関節リウマチ患者を対象としたトファシチニブの第II相、第III相および長期延長試験における感染症発症率と全死因死亡率の解析
Analysis of infections and all-cause mortality in phase II, phase III, and long-term extension studies of tofacitinib in patients with rheumatoid arthritis
Cohen S1, Radominski SC, Gomez-Reino JJ, Wang L, Krishnaswami S, Wood SP, Soma K, Nduaka CI, Kwok K, Valdez H, Benda B, Riese R Metroplex Clinical Research Center, Dallas, Texas.
1Arthritis Rheumatol. 2014 Nov;66(11):2924-37. doi: 10.1002/art.38779.
トファシチニブは、関節リウマチ(RA)治療に用いられる新機序の経口ヤヌスキナーゼ(JAK)阻害薬である。RA患者は一般集団より死亡や感染症のリスクが高く、疾患修飾性抗リウマチ薬(DMARD)の投与を受けているRA患者ではそのリスクがさらに増大する。トファシチニブの第II相試験、第III相試験、および長期延長試験のデータをプールし、中等度から重度のRA患者における感染症発症率および全死因死亡率を明らかにした。
これらの試験では、患者4,789例が、単独療法で、あるいはメトトレキサートやその他の非生物学的DMARDとの併用でトファシチニブの投与を受けていた。重篤な感染症の全体的な発症率は100患者・年あたり3.09件(95%CI 2.73〜3.49)、全死因死亡率は100患者・年あたり0.30件(95%CI 0.20〜0.44)であった。Cox比例ハザードモデルによると、年齢、副腎皮質ステロイドの用量、糖尿病、トファシチニブの用量には重篤な感染症との独立した関連があった。
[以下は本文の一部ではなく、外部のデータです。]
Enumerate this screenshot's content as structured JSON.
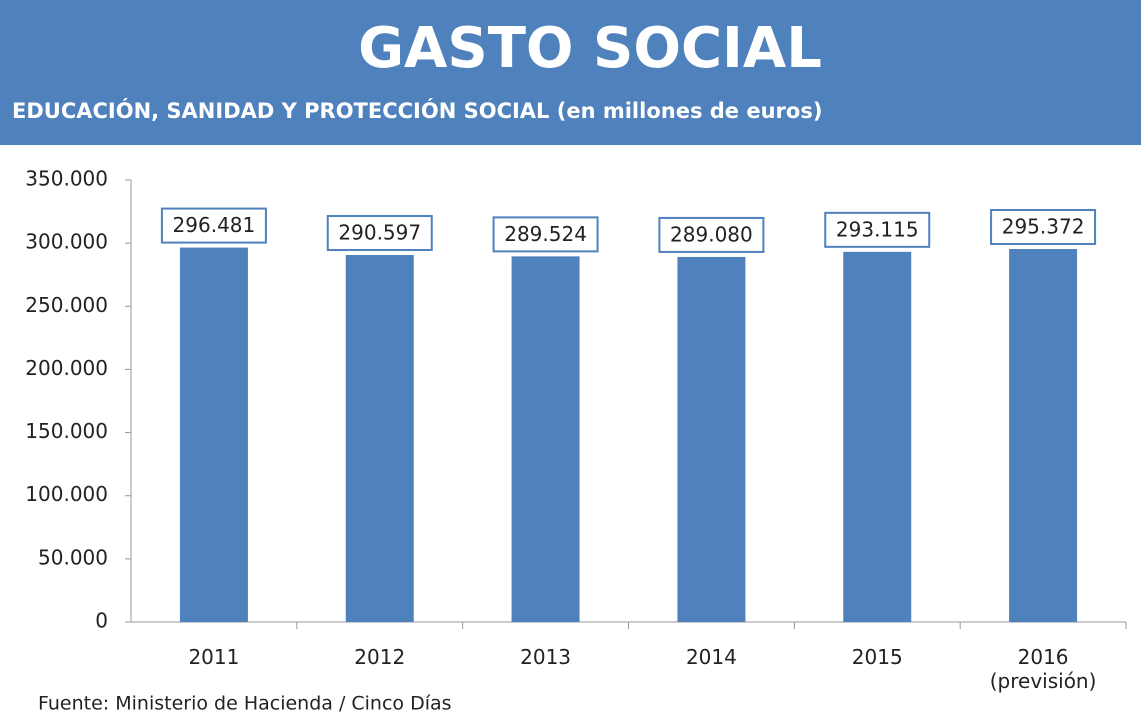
{
  "chart_data": {
    "type": "bar",
    "title": "GASTO SOCIAL",
    "subtitle": "EDUCACIÓN, SANIDAD Y PROTECCIÓN SOCIAL (en millones de euros)",
    "categories": [
      "2011",
      "2012",
      "2013",
      "2014",
      "2015",
      "2016 (previsión)"
    ],
    "values": [
      296481,
      290597,
      289524,
      289080,
      293115,
      295372
    ],
    "value_labels": [
      "296.481",
      "290.597",
      "289.524",
      "289.080",
      "293.115",
      "295.372"
    ],
    "color": "#4f81bd",
    "ylim": [
      0,
      350000
    ],
    "yticks": [
      0,
      {
        "value": 50000,
        "label": "50.000"
      },
      {
        "value": 100000,
        "label": "100.000"
      },
      {
        "value": 150000,
        "label": "150.000"
      },
      {
        "value": 200000,
        "label": "200.000"
      },
      {
        "value": 250000,
        "label": "250.000"
      },
      {
        "value": 300000,
        "label": "300.000"
      },
      {
        "value": 350000,
        "label": "350.000"
      }
    ],
    "grid": false,
    "source": "Fuente: Ministerio de Hacienda / Cinco Días"
  }
}
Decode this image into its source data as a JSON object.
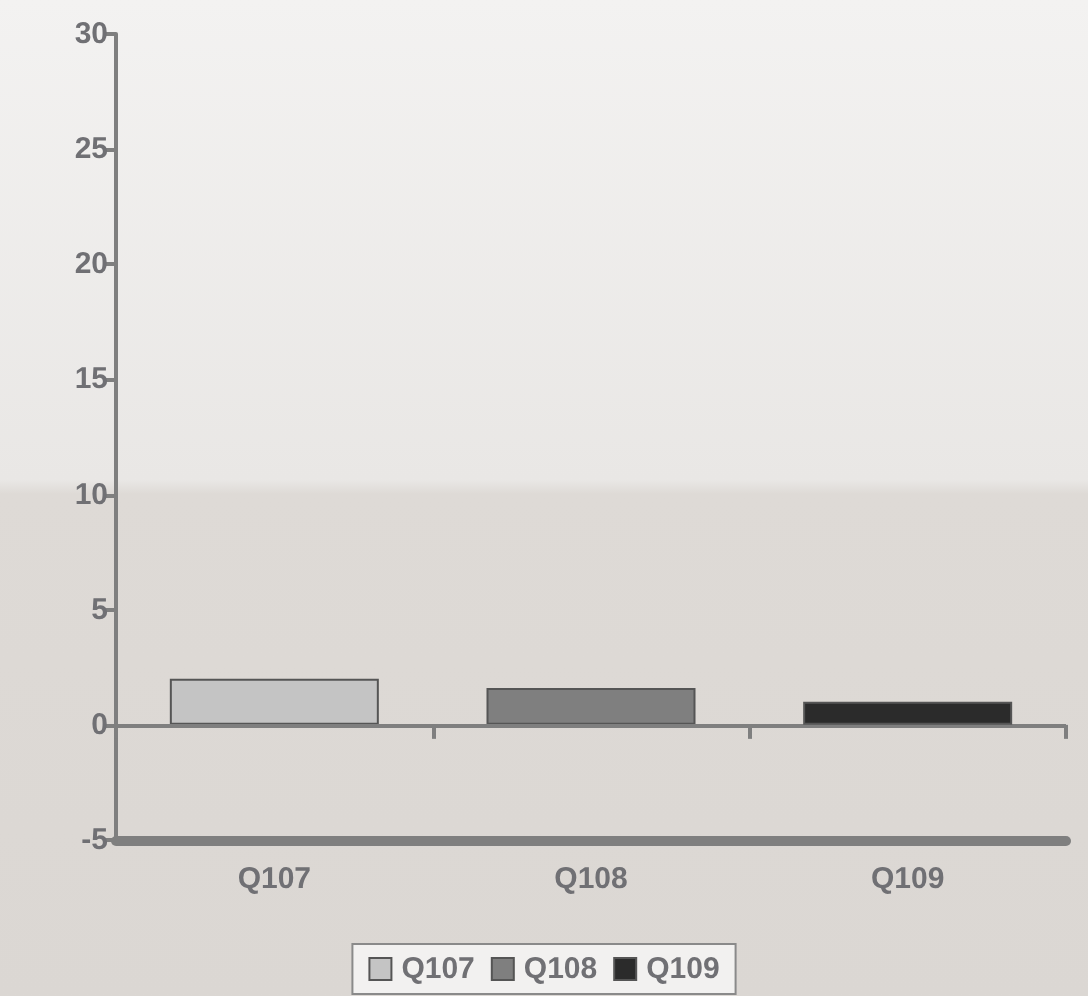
{
  "chart_data": {
    "type": "bar",
    "categories": [
      "Q107",
      "Q108",
      "Q109"
    ],
    "series": [
      {
        "name": "Q107",
        "color": "#c4c4c4",
        "values": [
          2.0,
          null,
          null
        ]
      },
      {
        "name": "Q108",
        "color": "#7f7f7f",
        "values": [
          null,
          1.6,
          null
        ]
      },
      {
        "name": "Q109",
        "color": "#2b2b2b",
        "values": [
          null,
          null,
          1.0
        ]
      }
    ],
    "ylim": [
      -5,
      30
    ],
    "yticks": [
      -5,
      0,
      5,
      10,
      15,
      20,
      25,
      30
    ],
    "grid": false,
    "legend": "bottom",
    "ref_lines": [
      {
        "axis": "y",
        "value": 0,
        "color": "#7f7f7f",
        "line_style": "solid"
      }
    ]
  }
}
トファシチニブの投与を受けたRA患者の感染症発症率および全死因死亡率は、生物学的製剤の投与を受けているRA患者と同等と考えられる。重篤な感染症の発症率は特に高くはなかった。
コメント
トファシチニブはTFN-α、IL-6等サイトカイン阻害剤ではなく、サイトカイン伝達における細胞内酵素のJAKを阻害する作用を示す。そのため、細胞内に入って阻害するため、長期に細胞内に存在し、細胞毒性に問題ありとされていた。しかし今回のデータから、その一つの感染症の副作用については特記すべきものでないことが示され、その点において使用上問題はないと考えられる。ただし他の副作用、例えば発がん性などについては不明である。